Where there's a will, there's a way, and Alderman Ricardo Gonzalez hailing from her home town of Aguada, noticed her, propositioned her, and called for her in a tricked out limo that escaped the New York City fleet rules, thanks to one colleague's passionate advocacy for Latino 'street culture'. Ada was unimpressed and undeterred. Let this greaseball have his way and I'll be on mine. The idiot Gonzalez liked to show off his women, and made her his aide-de-camp who accompanied him to City Hall and meetings of the City Council.
His mistake was that he badly underestimating the appeal of Ada and overestimated his own sexual influence; and so it was that Langford Alling Harper, representative from the Silk Stocking district of the city noticed her. Now, Harper, a handsome, well-to-do patrician whose family had been early settlers in Manhattan, wealthy Wall Street bankers, and one of New York society's perennial favorites, needed no paid comfort.
He had mistresses up and down Park Avenue; but like all men who are never sexually satisfied and are always on the lookout for new adventures and conquests, when he saw this beauty of copper and gold and burnished mahogany, he couldn't resist. He, like all men of a certain station, immured in a very staid and predictable life, wanted to taste life on the wild side.
Never having had to resort to commercial sex, the smarmy business of actually paying for it, he was rather naive when it came to Ada who knew him and what he was about from the very beginning. She would work on his side of the street first - flowers, simple jewelry, a touch of finery - then walk on hers. Cash payments, small bills, every month; and then to his side again, Vanguard account, offshore holdings, real estate deeds.
Harper, like Alderman Gonzalez before him, couldn't resist the temptation to bring Ada as his aide-de-camp to the yearly family financial roundup, bringing the New York Harpers, the cousins from Hawaii and the the distant aunts and uncles from Beacon Hill one of whom, Badger Farnsworth of Farnsworth & Farnsworth ship builders and international merchants who made their money from the Three-Cornered Trade (molasses, rum, and slaves) who took a particular shine to Ada.
'Give her a chair on the Board', said old Badger, 'give it some color'; and so it was that Ada became a member who sat quietly and respectfully at first, but who thanks to a canny but surprising insight into business affairs especially a recognition of the offshore potential of her recently devastated island of Puerto Rico (there is always money to be made from disaster), she became less of a pretty burnished mahogany face and more of a contributor, the rewards for which were significant.

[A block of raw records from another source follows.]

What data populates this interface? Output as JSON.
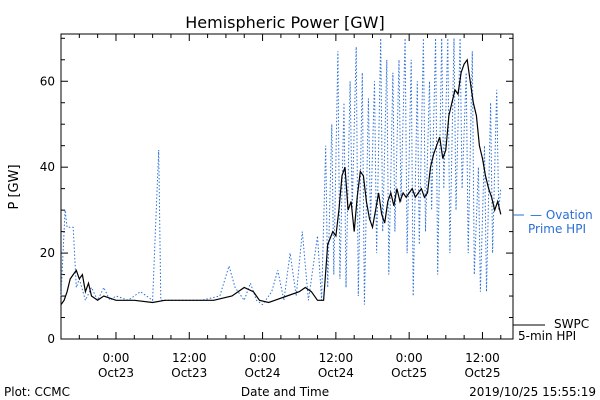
{
  "chart_data": {
    "type": "line",
    "title": "Hemispheric Power [GW]",
    "xlabel": "Date and Time",
    "ylabel": "P [GW]",
    "ylim": [
      0,
      71
    ],
    "xlim": [
      "2019-10-22T15:00",
      "2019-10-25T17:00"
    ],
    "yticks": [
      0,
      20,
      40,
      60
    ],
    "yticks_minor_step": 5,
    "xticks": [
      {
        "t": "2019-10-23T00:00",
        "l1": "0:00",
        "l2": "Oct23"
      },
      {
        "t": "2019-10-23T12:00",
        "l1": "12:00",
        "l2": "Oct23"
      },
      {
        "t": "2019-10-24T00:00",
        "l1": "0:00",
        "l2": "Oct24"
      },
      {
        "t": "2019-10-24T12:00",
        "l1": "12:00",
        "l2": "Oct24"
      },
      {
        "t": "2019-10-25T00:00",
        "l1": "0:00",
        "l2": "Oct25"
      },
      {
        "t": "2019-10-25T12:00",
        "l1": "12:00",
        "l2": "Oct25"
      }
    ],
    "grid": false,
    "series": [
      {
        "name": "SWPC 5-min HPI",
        "style": "solid",
        "color": "#000000",
        "points": [
          [
            "2019-10-22T15:00",
            8
          ],
          [
            "2019-10-22T15:30",
            9
          ],
          [
            "2019-10-22T16:00",
            11
          ],
          [
            "2019-10-22T16:30",
            14
          ],
          [
            "2019-10-22T17:00",
            15
          ],
          [
            "2019-10-22T17:30",
            16
          ],
          [
            "2019-10-22T18:00",
            14
          ],
          [
            "2019-10-22T18:30",
            15
          ],
          [
            "2019-10-22T19:00",
            11
          ],
          [
            "2019-10-22T19:30",
            13
          ],
          [
            "2019-10-22T20:00",
            10
          ],
          [
            "2019-10-22T21:00",
            9
          ],
          [
            "2019-10-22T22:00",
            10
          ],
          [
            "2019-10-23T00:00",
            9
          ],
          [
            "2019-10-23T03:00",
            9
          ],
          [
            "2019-10-23T06:00",
            8.5
          ],
          [
            "2019-10-23T08:00",
            9
          ],
          [
            "2019-10-23T12:00",
            9
          ],
          [
            "2019-10-23T16:00",
            9
          ],
          [
            "2019-10-23T19:00",
            10
          ],
          [
            "2019-10-23T21:00",
            12
          ],
          [
            "2019-10-23T22:30",
            11
          ],
          [
            "2019-10-23T23:30",
            9
          ],
          [
            "2019-10-24T01:00",
            8.5
          ],
          [
            "2019-10-24T02:00",
            9
          ],
          [
            "2019-10-24T04:00",
            10
          ],
          [
            "2019-10-24T06:00",
            11
          ],
          [
            "2019-10-24T07:00",
            12
          ],
          [
            "2019-10-24T08:00",
            11
          ],
          [
            "2019-10-24T09:00",
            9
          ],
          [
            "2019-10-24T10:00",
            9
          ],
          [
            "2019-10-24T10:40",
            22
          ],
          [
            "2019-10-24T11:30",
            25
          ],
          [
            "2019-10-24T12:00",
            24
          ],
          [
            "2019-10-24T12:30",
            30
          ],
          [
            "2019-10-24T13:00",
            38
          ],
          [
            "2019-10-24T13:30",
            40
          ],
          [
            "2019-10-24T14:00",
            30
          ],
          [
            "2019-10-24T14:30",
            32
          ],
          [
            "2019-10-24T15:00",
            25
          ],
          [
            "2019-10-24T15:30",
            33
          ],
          [
            "2019-10-24T16:00",
            39
          ],
          [
            "2019-10-24T16:30",
            38
          ],
          [
            "2019-10-24T17:00",
            32
          ],
          [
            "2019-10-24T17:30",
            28
          ],
          [
            "2019-10-24T18:00",
            26
          ],
          [
            "2019-10-24T18:30",
            30
          ],
          [
            "2019-10-24T19:00",
            34
          ],
          [
            "2019-10-24T19:30",
            29
          ],
          [
            "2019-10-24T20:00",
            27
          ],
          [
            "2019-10-24T20:30",
            32
          ],
          [
            "2019-10-24T21:00",
            34
          ],
          [
            "2019-10-24T21:30",
            31
          ],
          [
            "2019-10-24T22:00",
            35
          ],
          [
            "2019-10-24T22:30",
            32
          ],
          [
            "2019-10-24T23:00",
            34
          ],
          [
            "2019-10-24T23:30",
            33
          ],
          [
            "2019-10-25T00:00",
            34
          ],
          [
            "2019-10-25T00:30",
            35
          ],
          [
            "2019-10-25T01:00",
            33
          ],
          [
            "2019-10-25T01:30",
            34
          ],
          [
            "2019-10-25T02:00",
            35
          ],
          [
            "2019-10-25T02:30",
            33
          ],
          [
            "2019-10-25T03:00",
            34
          ],
          [
            "2019-10-25T03:30",
            40
          ],
          [
            "2019-10-25T04:00",
            43
          ],
          [
            "2019-10-25T04:30",
            45
          ],
          [
            "2019-10-25T05:00",
            47
          ],
          [
            "2019-10-25T05:30",
            42
          ],
          [
            "2019-10-25T06:00",
            44
          ],
          [
            "2019-10-25T06:30",
            52
          ],
          [
            "2019-10-25T07:00",
            55
          ],
          [
            "2019-10-25T07:30",
            58
          ],
          [
            "2019-10-25T08:00",
            57
          ],
          [
            "2019-10-25T08:30",
            62
          ],
          [
            "2019-10-25T09:00",
            64
          ],
          [
            "2019-10-25T09:30",
            65
          ],
          [
            "2019-10-25T10:00",
            60
          ],
          [
            "2019-10-25T10:30",
            55
          ],
          [
            "2019-10-25T11:00",
            52
          ],
          [
            "2019-10-25T11:30",
            45
          ],
          [
            "2019-10-25T12:00",
            42
          ],
          [
            "2019-10-25T12:30",
            38
          ],
          [
            "2019-10-25T13:00",
            35
          ],
          [
            "2019-10-25T13:30",
            33
          ],
          [
            "2019-10-25T14:00",
            30
          ],
          [
            "2019-10-25T14:30",
            32
          ],
          [
            "2019-10-25T15:00",
            29
          ]
        ]
      },
      {
        "name": "Ovation Prime HPI",
        "style": "dotted",
        "color": "#2a6fd6",
        "points": [
          [
            "2019-10-22T15:00",
            10
          ],
          [
            "2019-10-22T15:40",
            30
          ],
          [
            "2019-10-22T16:00",
            26
          ],
          [
            "2019-10-22T17:00",
            26
          ],
          [
            "2019-10-22T17:30",
            12
          ],
          [
            "2019-10-22T18:00",
            14
          ],
          [
            "2019-10-22T19:00",
            9
          ],
          [
            "2019-10-22T20:00",
            12
          ],
          [
            "2019-10-22T21:00",
            9
          ],
          [
            "2019-10-22T22:00",
            12
          ],
          [
            "2019-10-22T23:00",
            9
          ],
          [
            "2019-10-23T00:00",
            10
          ],
          [
            "2019-10-23T02:00",
            9
          ],
          [
            "2019-10-23T04:00",
            11
          ],
          [
            "2019-10-23T06:00",
            9
          ],
          [
            "2019-10-23T07:00",
            44
          ],
          [
            "2019-10-23T07:20",
            9
          ],
          [
            "2019-10-23T10:00",
            9
          ],
          [
            "2019-10-23T14:00",
            9
          ],
          [
            "2019-10-23T17:00",
            10
          ],
          [
            "2019-10-23T18:30",
            17
          ],
          [
            "2019-10-23T19:30",
            12
          ],
          [
            "2019-10-23T21:00",
            9
          ],
          [
            "2019-10-23T22:00",
            13
          ],
          [
            "2019-10-23T23:00",
            9
          ],
          [
            "2019-10-24T00:00",
            8
          ],
          [
            "2019-10-24T01:30",
            11
          ],
          [
            "2019-10-24T02:30",
            16
          ],
          [
            "2019-10-24T03:30",
            9
          ],
          [
            "2019-10-24T04:30",
            20
          ],
          [
            "2019-10-24T05:30",
            10
          ],
          [
            "2019-10-24T06:30",
            25
          ],
          [
            "2019-10-24T07:30",
            9
          ],
          [
            "2019-10-24T08:00",
            14
          ],
          [
            "2019-10-24T09:00",
            24
          ],
          [
            "2019-10-24T09:40",
            9
          ],
          [
            "2019-10-24T10:20",
            45
          ],
          [
            "2019-10-24T10:40",
            12
          ],
          [
            "2019-10-24T11:20",
            50
          ],
          [
            "2019-10-24T11:40",
            15
          ],
          [
            "2019-10-24T12:20",
            67
          ],
          [
            "2019-10-24T12:40",
            14
          ],
          [
            "2019-10-24T13:20",
            55
          ],
          [
            "2019-10-24T13:40",
            12
          ],
          [
            "2019-10-24T14:20",
            60
          ],
          [
            "2019-10-24T14:40",
            30
          ],
          [
            "2019-10-24T15:20",
            68
          ],
          [
            "2019-10-24T15:40",
            10
          ],
          [
            "2019-10-24T16:20",
            62
          ],
          [
            "2019-10-24T16:40",
            8
          ],
          [
            "2019-10-24T17:20",
            56
          ],
          [
            "2019-10-24T17:40",
            27
          ],
          [
            "2019-10-24T18:20",
            60
          ],
          [
            "2019-10-24T18:40",
            20
          ],
          [
            "2019-10-24T19:20",
            70
          ],
          [
            "2019-10-24T19:40",
            25
          ],
          [
            "2019-10-24T20:20",
            65
          ],
          [
            "2019-10-24T20:40",
            15
          ],
          [
            "2019-10-24T21:20",
            62
          ],
          [
            "2019-10-24T21:40",
            25
          ],
          [
            "2019-10-24T22:20",
            65
          ],
          [
            "2019-10-24T22:40",
            32
          ],
          [
            "2019-10-24T23:20",
            70
          ],
          [
            "2019-10-24T23:40",
            20
          ],
          [
            "2019-10-25T00:20",
            65
          ],
          [
            "2019-10-25T00:40",
            10
          ],
          [
            "2019-10-25T01:20",
            60
          ],
          [
            "2019-10-25T01:40",
            22
          ],
          [
            "2019-10-25T02:20",
            70
          ],
          [
            "2019-10-25T02:40",
            25
          ],
          [
            "2019-10-25T03:20",
            60
          ],
          [
            "2019-10-25T03:40",
            30
          ],
          [
            "2019-10-25T04:20",
            70
          ],
          [
            "2019-10-25T04:40",
            15
          ],
          [
            "2019-10-25T05:20",
            70
          ],
          [
            "2019-10-25T05:40",
            35
          ],
          [
            "2019-10-25T06:20",
            70
          ],
          [
            "2019-10-25T06:40",
            20
          ],
          [
            "2019-10-25T07:20",
            70
          ],
          [
            "2019-10-25T07:40",
            30
          ],
          [
            "2019-10-25T08:20",
            70
          ],
          [
            "2019-10-25T08:40",
            35
          ],
          [
            "2019-10-25T09:20",
            62
          ],
          [
            "2019-10-25T09:40",
            20
          ],
          [
            "2019-10-25T10:20",
            67
          ],
          [
            "2019-10-25T10:40",
            15
          ],
          [
            "2019-10-25T11:20",
            40
          ],
          [
            "2019-10-25T11:40",
            11
          ],
          [
            "2019-10-25T12:20",
            45
          ],
          [
            "2019-10-25T12:40",
            11
          ],
          [
            "2019-10-25T13:20",
            55
          ],
          [
            "2019-10-25T13:40",
            20
          ],
          [
            "2019-10-25T14:20",
            58
          ],
          [
            "2019-10-25T14:40",
            30
          ],
          [
            "2019-10-25T15:00",
            35
          ]
        ]
      }
    ]
  },
  "legend": {
    "ovation": {
      "line1": "— Ovation",
      "line2": "Prime HPI",
      "color": "#2a6fd6"
    },
    "swpc": {
      "line1": "SWPC",
      "line2": "5-min HPI"
    }
  },
  "footer": {
    "left": "Plot: CCMC",
    "right": "2019/10/25 15:55:19"
  }
}
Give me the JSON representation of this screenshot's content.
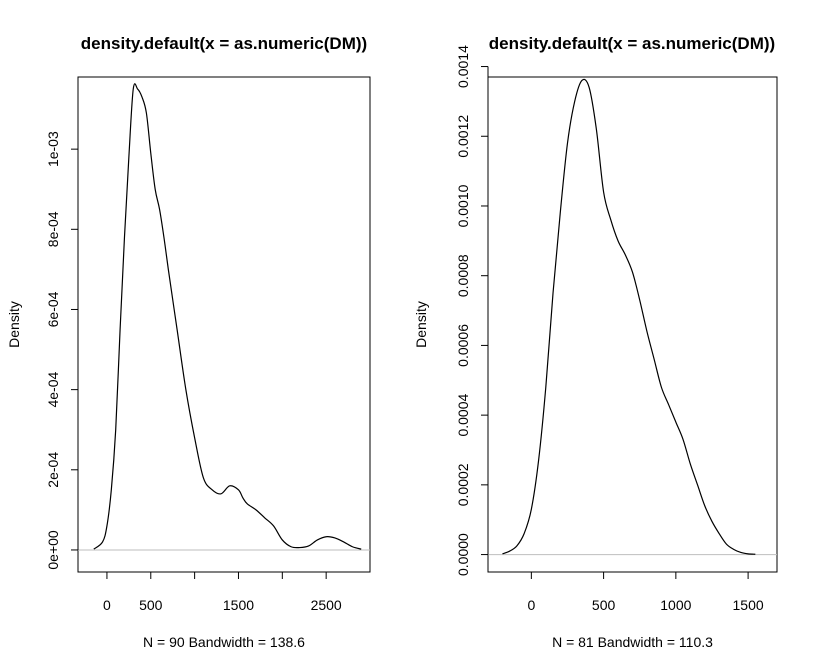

Had anyone bothered to look, they might have been surprised at just how easy it had been for this barrio seamstress to have risen to high so quickly; but keeping their own counsel, they preferred not to know and take the lovely Miss Sanchez at face value. The older members wondered if she might backslide for a night or two and comfort them, but by then the circle had been closed, and there was no room for anything but money and the furthering of the interests of the family.
'What a great country', Ada remarked to a friend she hosted at the Russian Tea House; but the friend, diffident and unimpressed thanks to her breeding and longstanding renown as a daughter of one of New York's first families, only smiled. Ada knew the look and smiled back. The door to the magnificent life of America was easy to open if you knew the right combination.